Tunisia... Egypt... Bahrain...
Iran... Libya... Yemen... Sudan... Jordan... and even Morocco... Who knows where the mania will go next? The street revolts
in these places seemed initially to recall 1968. But they are now looking more like 1848. Yet today there is no Marx to make
sense of them.
Those
who prefer 1848 to 1968 should take heed of the past. The response to those revolutions was violent. They did not, amazingly,
result in a major war among any of Europe's major powers unless we consider (as Marx might have done) 1914 to have been the
logical outcome of the forces they unleashed. In their own time, however, none, with the partial exceptions of those in Denmark
and Switzerland, resulted in the ideal, liberal democracy they urged so passionately. That this happened in 1989, by contrast,
had as much to do with the magnetic existence of NATO and the European Union, and the bankruptcy of Soviet power as
it did with the inherent, progressive convictions of the revolutionaries. None of these things, except perhaps the final one,
is present in today's Maghreb and Mashrek and elsewhere nearby.
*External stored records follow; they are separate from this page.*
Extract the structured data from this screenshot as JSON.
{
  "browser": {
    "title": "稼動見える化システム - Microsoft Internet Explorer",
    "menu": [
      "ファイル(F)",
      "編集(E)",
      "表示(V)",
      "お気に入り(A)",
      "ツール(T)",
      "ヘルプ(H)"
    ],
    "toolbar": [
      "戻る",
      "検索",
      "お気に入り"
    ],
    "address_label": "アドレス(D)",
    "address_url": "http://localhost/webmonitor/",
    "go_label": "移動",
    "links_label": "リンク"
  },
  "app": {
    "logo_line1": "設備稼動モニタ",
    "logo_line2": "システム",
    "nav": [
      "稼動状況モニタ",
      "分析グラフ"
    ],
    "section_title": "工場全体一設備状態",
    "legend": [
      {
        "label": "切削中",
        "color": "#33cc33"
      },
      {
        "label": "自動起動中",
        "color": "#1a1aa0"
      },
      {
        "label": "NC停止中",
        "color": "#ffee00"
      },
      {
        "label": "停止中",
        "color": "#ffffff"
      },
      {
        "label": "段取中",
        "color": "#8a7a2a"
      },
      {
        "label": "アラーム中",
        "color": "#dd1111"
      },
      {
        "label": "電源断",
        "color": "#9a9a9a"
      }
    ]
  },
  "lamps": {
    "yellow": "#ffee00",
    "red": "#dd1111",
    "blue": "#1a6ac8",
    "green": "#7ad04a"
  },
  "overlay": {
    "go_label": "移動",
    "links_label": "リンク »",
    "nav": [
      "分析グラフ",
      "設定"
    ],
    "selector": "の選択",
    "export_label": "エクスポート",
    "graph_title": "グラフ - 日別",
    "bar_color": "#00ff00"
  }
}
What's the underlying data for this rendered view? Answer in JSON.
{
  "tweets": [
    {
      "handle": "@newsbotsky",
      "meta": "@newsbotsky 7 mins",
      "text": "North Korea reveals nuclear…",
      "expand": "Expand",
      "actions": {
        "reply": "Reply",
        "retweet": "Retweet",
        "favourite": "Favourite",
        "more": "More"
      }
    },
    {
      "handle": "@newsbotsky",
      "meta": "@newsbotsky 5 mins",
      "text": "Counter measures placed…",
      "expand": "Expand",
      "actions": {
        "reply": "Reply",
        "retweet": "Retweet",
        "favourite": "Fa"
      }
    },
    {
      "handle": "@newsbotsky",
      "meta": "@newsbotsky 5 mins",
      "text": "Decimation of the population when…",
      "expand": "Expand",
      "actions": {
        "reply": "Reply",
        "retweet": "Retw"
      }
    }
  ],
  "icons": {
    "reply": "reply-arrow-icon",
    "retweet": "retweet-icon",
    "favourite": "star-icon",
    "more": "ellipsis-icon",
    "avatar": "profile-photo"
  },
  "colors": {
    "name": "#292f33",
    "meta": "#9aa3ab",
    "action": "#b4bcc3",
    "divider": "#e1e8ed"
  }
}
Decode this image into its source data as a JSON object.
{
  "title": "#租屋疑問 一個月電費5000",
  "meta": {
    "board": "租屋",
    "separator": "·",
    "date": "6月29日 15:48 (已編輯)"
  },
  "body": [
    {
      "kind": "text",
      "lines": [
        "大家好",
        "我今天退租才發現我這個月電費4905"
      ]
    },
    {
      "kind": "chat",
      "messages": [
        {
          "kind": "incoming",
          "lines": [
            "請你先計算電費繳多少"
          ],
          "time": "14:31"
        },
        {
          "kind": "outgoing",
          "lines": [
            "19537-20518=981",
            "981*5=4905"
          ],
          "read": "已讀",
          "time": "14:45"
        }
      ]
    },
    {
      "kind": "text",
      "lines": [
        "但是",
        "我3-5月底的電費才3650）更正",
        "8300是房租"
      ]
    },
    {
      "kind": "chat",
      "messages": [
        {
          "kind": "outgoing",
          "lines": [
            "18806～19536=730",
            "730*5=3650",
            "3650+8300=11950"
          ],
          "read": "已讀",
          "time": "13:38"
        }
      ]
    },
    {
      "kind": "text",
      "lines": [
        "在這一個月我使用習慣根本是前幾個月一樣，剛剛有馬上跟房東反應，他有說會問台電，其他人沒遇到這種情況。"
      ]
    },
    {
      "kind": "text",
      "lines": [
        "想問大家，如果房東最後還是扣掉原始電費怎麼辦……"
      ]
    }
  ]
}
An 1848-scenario in a region as fractious as the Middle East is very worrisome. The
best result, according to most informed observers, is a replacement of the region's detested despots with army juntas that
will evolve gradually into civilian-led republics. But which group of revolutionaries will be satisfied with such an outcome?
Probably none. Meanwhile juntas are not the most stable heads of government. A period of tremendous instability awaits.